The spokesperson said that barring legal issues it should be clear by early September if the measure will appear on the ballot or not.
CMS officials also said they were concerned about efforts in the Michigan Legislature to return to “full regulation” of the electricity sector. Michigan currently has a “hybrid” regulation system. Russell said such a full-regulation measure is unnecessary due to CMS efforts to keep a lid on costs.
In other news, CMS could announce plans for new gas-fired power generation in 2013, Russell said during the conference call.
The company has said that it probably cease operation of seven small coal units by early 2015. These units have about 950 MW of capacity and CMS cannot make up for that through increased wind or the upgrade of a major pumped storage hydroelectric plant, which is owned jointly with DTE Energy (NYSE: DTE), a CMS spokesperson said.
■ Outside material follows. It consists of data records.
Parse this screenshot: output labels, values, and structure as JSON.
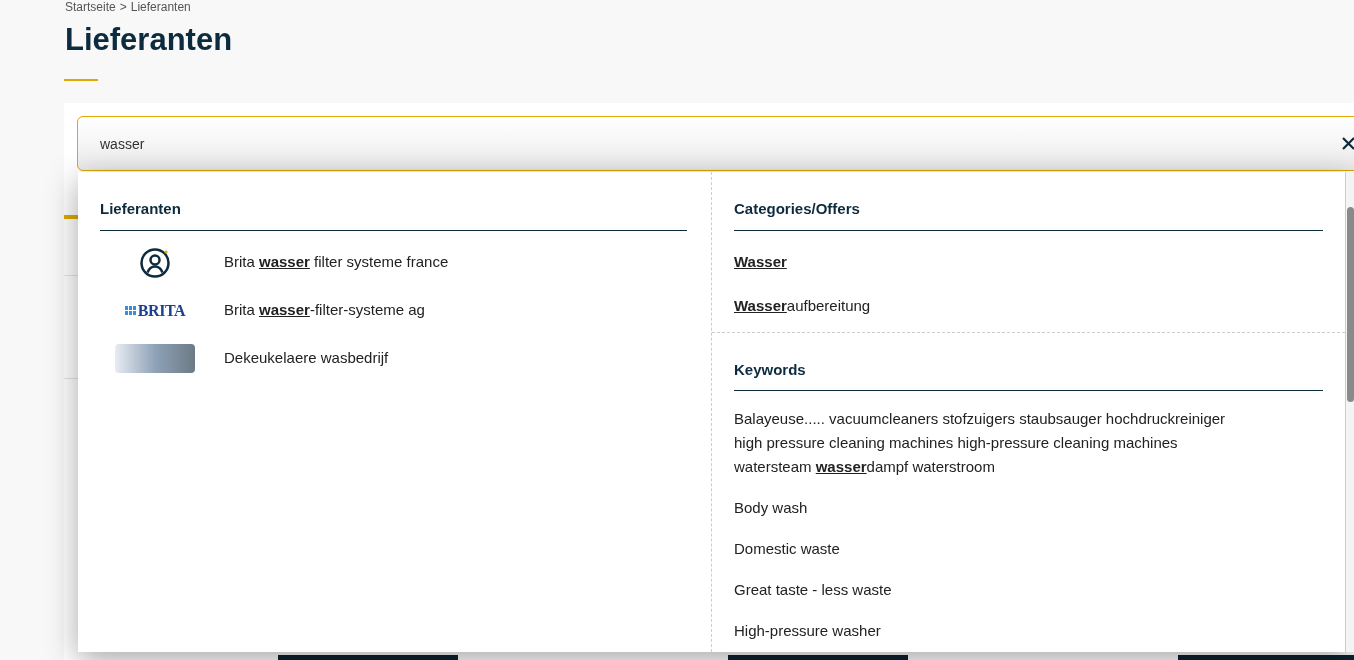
{
  "breadcrumb": [
    "Startseite",
    "Lieferanten"
  ],
  "breadcrumb_separator": ">",
  "title": "Lieferanten",
  "search": {
    "value": "wasser"
  },
  "suppliers": {
    "heading": "Lieferanten",
    "items": [
      {
        "kind": "avatar",
        "name": "Brita **wasser** filter systeme france"
      },
      {
        "kind": "logo",
        "logo_text": "BRITA",
        "name": "Brita **wasser**-filter-systeme ag"
      },
      {
        "kind": "photo",
        "name": "Dekeukelaere wasbedrijf"
      }
    ]
  },
  "categories": {
    "heading": "Categories/Offers",
    "items": [
      "**Wasser**",
      "**Wasser**aufbereitung"
    ]
  },
  "keywords": {
    "heading": "Keywords",
    "items": [
      "Balayeuse..... vacuumcleaners stofzuigers staubsauger hochdruckreiniger high pressure cleaning machines high-pressure cleaning machines watersteam **wasser**dampf waterstroom",
      "Body wash",
      "Domestic waste",
      "Great taste - less waste",
      "High-pressure washer"
    ]
  }
}
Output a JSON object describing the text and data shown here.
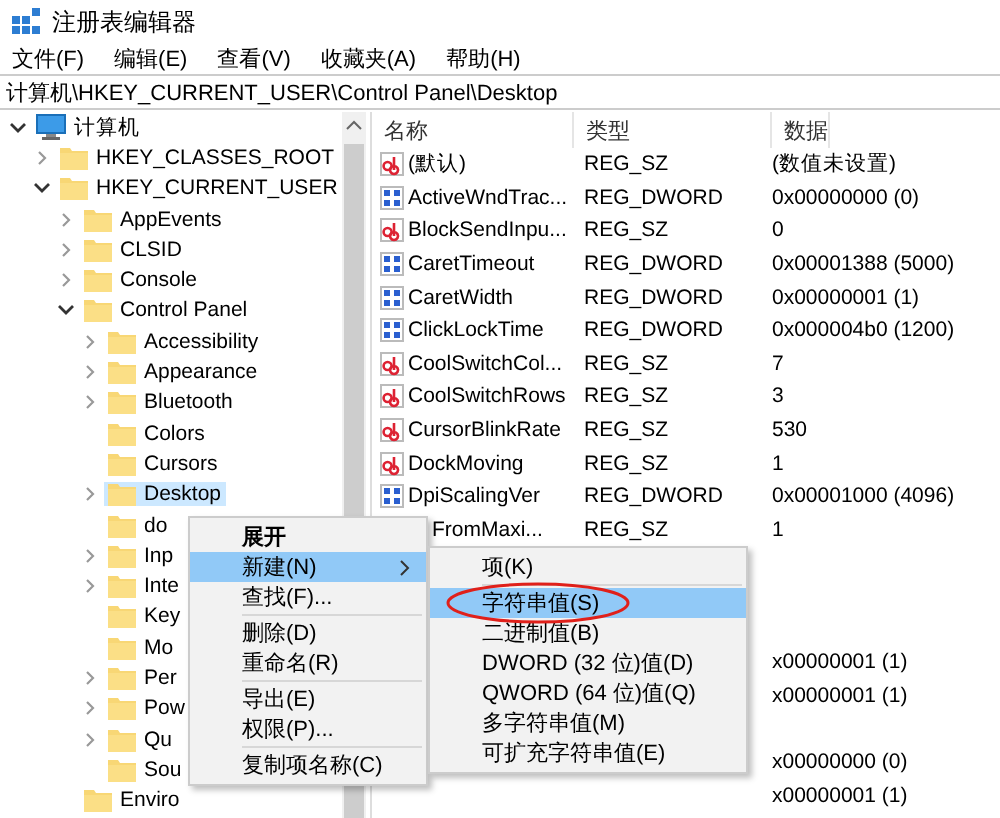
{
  "window": {
    "title": "注册表编辑器"
  },
  "menu_bar": [
    "文件(F)",
    "编辑(E)",
    "查看(V)",
    "收藏夹(A)",
    "帮助(H)"
  ],
  "address": "计算机\\HKEY_CURRENT_USER\\Control Panel\\Desktop",
  "tree": [
    {
      "label": "计算机",
      "kind": "computer",
      "expandable": true,
      "expanded": true,
      "selected": false,
      "children": [
        {
          "label": "HKEY_CLASSES_ROOT",
          "kind": "folder",
          "expandable": true,
          "expanded": false,
          "selected": false
        },
        {
          "label": "HKEY_CURRENT_USER",
          "kind": "folder",
          "expandable": true,
          "expanded": true,
          "selected": false,
          "children": [
            {
              "label": "AppEvents",
              "kind": "folder",
              "expandable": true,
              "expanded": false,
              "selected": false
            },
            {
              "label": "CLSID",
              "kind": "folder",
              "expandable": true,
              "expanded": false,
              "selected": false
            },
            {
              "label": "Console",
              "kind": "folder",
              "expandable": true,
              "expanded": false,
              "selected": false
            },
            {
              "label": "Control Panel",
              "kind": "folder",
              "expandable": true,
              "expanded": true,
              "selected": false,
              "children": [
                {
                  "label": "Accessibility",
                  "kind": "folder",
                  "expandable": true,
                  "expanded": false,
                  "selected": false
                },
                {
                  "label": "Appearance",
                  "kind": "folder",
                  "expandable": true,
                  "expanded": false,
                  "selected": false
                },
                {
                  "label": "Bluetooth",
                  "kind": "folder",
                  "expandable": true,
                  "expanded": false,
                  "selected": false
                },
                {
                  "label": "Colors",
                  "kind": "folder",
                  "expandable": false,
                  "selected": false
                },
                {
                  "label": "Cursors",
                  "kind": "folder",
                  "expandable": false,
                  "selected": false
                },
                {
                  "label": "Desktop",
                  "kind": "folder",
                  "expandable": true,
                  "expanded": false,
                  "selected": true
                },
                {
                  "label": "do",
                  "kind": "folder",
                  "expandable": false,
                  "selected": false
                },
                {
                  "label": "Inp",
                  "kind": "folder",
                  "expandable": true,
                  "expanded": false,
                  "selected": false
                },
                {
                  "label": "Inte",
                  "kind": "folder",
                  "expandable": true,
                  "expanded": false,
                  "selected": false
                },
                {
                  "label": "Key",
                  "kind": "folder",
                  "expandable": false,
                  "selected": false
                },
                {
                  "label": "Mo",
                  "kind": "folder",
                  "expandable": false,
                  "selected": false
                },
                {
                  "label": "Per",
                  "kind": "folder",
                  "expandable": true,
                  "expanded": false,
                  "selected": false
                },
                {
                  "label": "Pow",
                  "kind": "folder",
                  "expandable": true,
                  "expanded": false,
                  "selected": false
                },
                {
                  "label": "Qu",
                  "kind": "folder",
                  "expandable": true,
                  "expanded": false,
                  "selected": false
                },
                {
                  "label": "Sou",
                  "kind": "folder",
                  "expandable": false,
                  "selected": false
                }
              ]
            },
            {
              "label": "Enviro",
              "kind": "folder",
              "expandable": false,
              "selected": false
            }
          ]
        }
      ]
    }
  ],
  "table": {
    "columns": [
      "名称",
      "类型",
      "数据"
    ],
    "rows": [
      {
        "kind": "string",
        "name": "(默认)",
        "type": "REG_SZ",
        "data": "(数值未设置)"
      },
      {
        "kind": "number",
        "name": "ActiveWndTrac...",
        "type": "REG_DWORD",
        "data": "0x00000000 (0)"
      },
      {
        "kind": "string",
        "name": "BlockSendInpu...",
        "type": "REG_SZ",
        "data": "0"
      },
      {
        "kind": "number",
        "name": "CaretTimeout",
        "type": "REG_DWORD",
        "data": "0x00001388 (5000)"
      },
      {
        "kind": "number",
        "name": "CaretWidth",
        "type": "REG_DWORD",
        "data": "0x00000001 (1)"
      },
      {
        "kind": "number",
        "name": "ClickLockTime",
        "type": "REG_DWORD",
        "data": "0x000004b0 (1200)"
      },
      {
        "kind": "string",
        "name": "CoolSwitchCol...",
        "type": "REG_SZ",
        "data": "7"
      },
      {
        "kind": "string",
        "name": "CoolSwitchRows",
        "type": "REG_SZ",
        "data": "3"
      },
      {
        "kind": "string",
        "name": "CursorBlinkRate",
        "type": "REG_SZ",
        "data": "530"
      },
      {
        "kind": "string",
        "name": "DockMoving",
        "type": "REG_SZ",
        "data": "1"
      },
      {
        "kind": "number",
        "name": "DpiScalingVer",
        "type": "REG_DWORD",
        "data": "0x00001000 (4096)"
      },
      {
        "kind": "covered",
        "name": "FromMaxi...",
        "type": "REG_SZ",
        "data": "1"
      },
      {
        "kind": "covered"
      },
      {
        "kind": "covered"
      },
      {
        "kind": "covered"
      },
      {
        "kind": "covered",
        "data": "x00000001 (1)"
      },
      {
        "kind": "covered",
        "data": "x00000001 (1)"
      },
      {
        "kind": "covered"
      },
      {
        "kind": "covered",
        "data": "x00000000 (0)"
      },
      {
        "kind": "covered",
        "data": "x00000001 (1)"
      }
    ]
  },
  "context_menu": [
    {
      "kind": "item",
      "label": "展开",
      "default": true,
      "selected": false,
      "has_submenu": false
    },
    {
      "kind": "item",
      "label": "新建(N)",
      "default": false,
      "selected": true,
      "has_submenu": true
    },
    {
      "kind": "item",
      "label": "查找(F)...",
      "default": false,
      "selected": false,
      "has_submenu": false
    },
    {
      "kind": "separator"
    },
    {
      "kind": "item",
      "label": "删除(D)",
      "default": false,
      "selected": false,
      "has_submenu": false
    },
    {
      "kind": "item",
      "label": "重命名(R)",
      "default": false,
      "selected": false,
      "has_submenu": false
    },
    {
      "kind": "separator"
    },
    {
      "kind": "item",
      "label": "导出(E)",
      "default": false,
      "selected": false,
      "has_submenu": false
    },
    {
      "kind": "item",
      "label": "权限(P)...",
      "default": false,
      "selected": false,
      "has_submenu": false
    },
    {
      "kind": "separator"
    },
    {
      "kind": "item",
      "label": "复制项名称(C)",
      "default": false,
      "selected": false,
      "has_submenu": false
    }
  ],
  "submenu": [
    {
      "kind": "item",
      "label": "项(K)",
      "selected": false,
      "circled": false
    },
    {
      "kind": "separator"
    },
    {
      "kind": "item",
      "label": "字符串值(S)",
      "selected": true,
      "circled": true
    },
    {
      "kind": "item",
      "label": "二进制值(B)",
      "selected": false,
      "circled": false
    },
    {
      "kind": "item",
      "label": "DWORD (32 位)值(D)",
      "selected": false,
      "circled": false
    },
    {
      "kind": "item",
      "label": "QWORD (64 位)值(Q)",
      "selected": false,
      "circled": false
    },
    {
      "kind": "item",
      "label": "多字符串值(M)",
      "selected": false,
      "circled": false
    },
    {
      "kind": "item",
      "label": "可扩充字符串值(E)",
      "selected": false,
      "circled": false
    }
  ]
}
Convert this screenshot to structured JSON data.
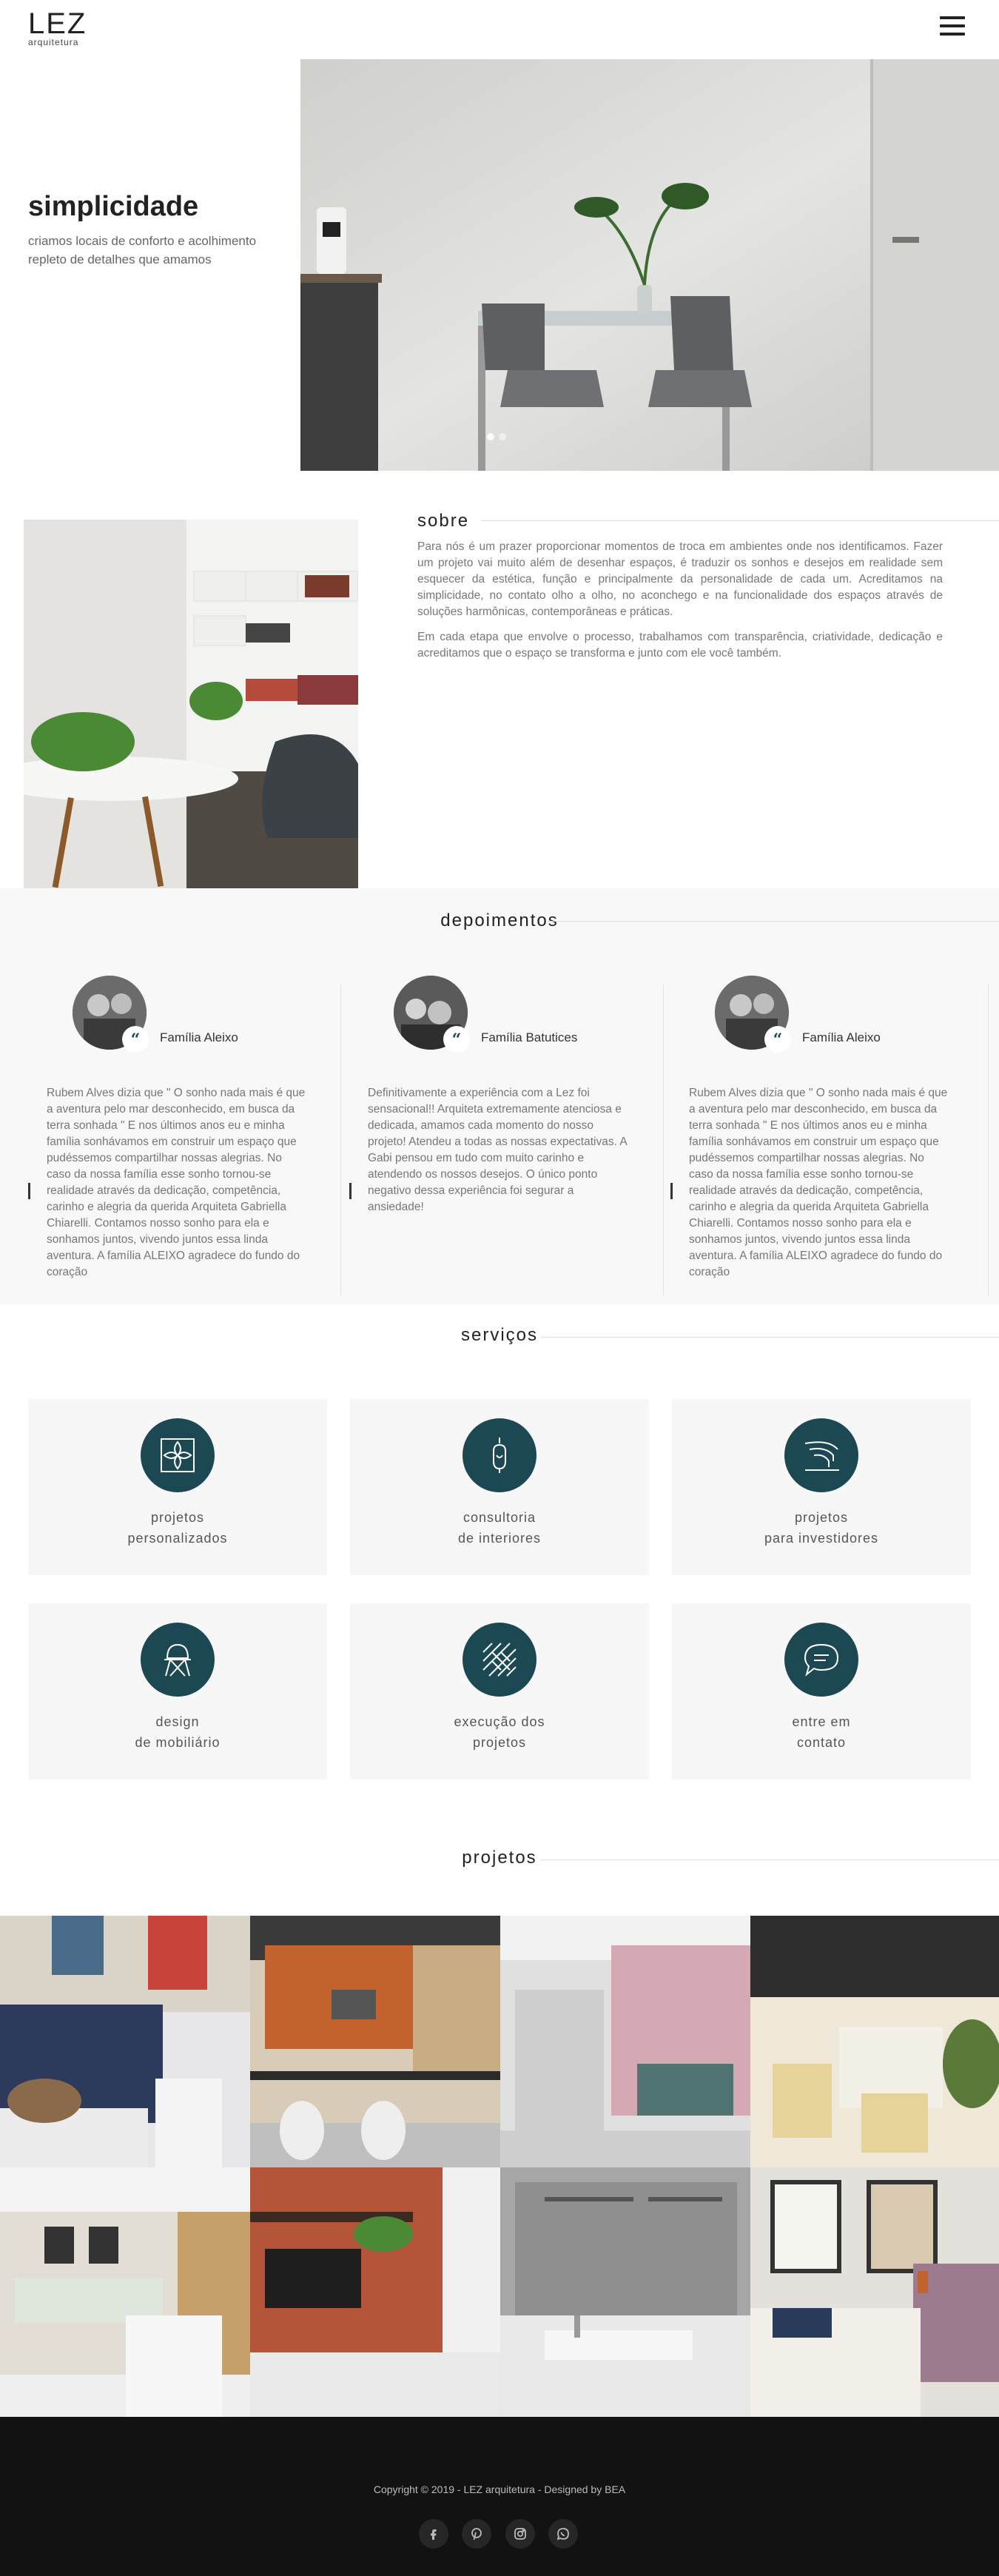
{
  "header": {
    "logo_mark": "LEZ",
    "logo_sub": "arquitetura",
    "menu_icon": "hamburger-icon"
  },
  "hero": {
    "title": "simplicidade",
    "subtitle_line1": "criamos locais de conforto e acolhimento",
    "subtitle_line2": "repleto de detalhes que amamos",
    "slides": 2,
    "active_slide": 1
  },
  "sobre": {
    "title": "sobre",
    "paragraph1": "Para nós é um prazer proporcionar momentos de troca em ambientes onde nos identificamos. Fazer um projeto vai muito além de desenhar espaços, é traduzir os sonhos e desejos em realidade sem esquecer da estética, função e principalmente da personalidade de cada um. Acreditamos na simplicidade, no contato olho a olho, no aconchego e na funcionalidade dos espaços através de soluções harmônicas, contemporâneas e práticas.",
    "paragraph2": "Em cada etapa que envolve o processo, trabalhamos com transparência, criatividade, dedicação e acreditamos que o espaço se transforma e junto com ele você também."
  },
  "depoimentos": {
    "title": "depoimentos",
    "items": [
      {
        "name": "Família Aleixo",
        "text": "Rubem Alves dizia que \" O sonho nada mais é que a aventura pelo mar desconhecido, em busca da terra sonhada \" E nos últimos anos eu e minha família sonhávamos em construir um espaço que pudéssemos compartilhar nossas alegrias. No caso da nossa família esse sonho tornou-se realidade através da dedicação, competência, carinho e alegria da querida Arquiteta Gabriella Chiarelli. Contamos nosso sonho para ela e sonhamos juntos, vivendo juntos essa linda aventura. A família ALEIXO agradece do fundo do coração"
      },
      {
        "name": "Família Batutices",
        "text": "Definitivamente a experiência com a Lez foi sensacional!! Arquiteta extremamente atenciosa e dedicada, amamos cada momento do nosso projeto! Atendeu a todas as nossas expectativas. A Gabi pensou em tudo com muito carinho e atendendo os nossos desejos. O único ponto negativo dessa experiência foi segurar a ansiedade!"
      },
      {
        "name": "Família Aleixo",
        "text": "Rubem Alves dizia que \" O sonho nada mais é que a aventura pelo mar desconhecido, em busca da terra sonhada \" E nos últimos anos eu e minha família sonhávamos em construir um espaço que pudéssemos compartilhar nossas alegrias. No caso da nossa família esse sonho tornou-se realidade através da dedicação, competência, carinho e alegria da querida Arquiteta Gabriella Chiarelli. Contamos nosso sonho para ela e sonhamos juntos, vivendo juntos essa linda aventura. A família ALEIXO agradece do fundo do coração"
      }
    ]
  },
  "servicos": {
    "title": "serviços",
    "items": [
      {
        "label": "projetos\npersonalizados",
        "icon": "pattern-tile-icon"
      },
      {
        "label": "consultoria\nde interiores",
        "icon": "lightbulb-icon"
      },
      {
        "label": "projetos\npara investidores",
        "icon": "staircase-icon"
      },
      {
        "label": "design\nde mobiliário",
        "icon": "chair-icon"
      },
      {
        "label": "execução dos\nprojetos",
        "icon": "herringbone-floor-icon"
      },
      {
        "label": "entre em\ncontato",
        "icon": "chat-bubble-icon"
      }
    ]
  },
  "projetos": {
    "title": "projetos"
  },
  "footer": {
    "copyright": "Copyright © 2019 - LEZ arquitetura - Designed by BEA",
    "socials": [
      "facebook-icon",
      "pinterest-icon",
      "instagram-icon",
      "whatsapp-icon"
    ]
  },
  "colors": {
    "accent": "#1c4853",
    "footer_bg": "#121212",
    "band_bg": "#f8f8f8"
  }
}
After experiencing mild weather in the first quarter, CMS has benefitted from the hot summer in Michigan. High temperatures and Michigan’s recovering economy pushed customer demand for electricity on July 17 to its highest level in Consumers Energy’s 125-year history, company officials said.
The company has reduced its headcount by 7% since 2009 thanks to a successful, voluntary separation program, company officials said.
On a side note, CMS officials said the company now burns 97% low-sulfur western coal.
Overall, CMS reported net income of $100m, or $0.37 per share, for the second quarter of 2012, compared to reported net income of $100m, or $0.38 per share, for the same quarter of 2011.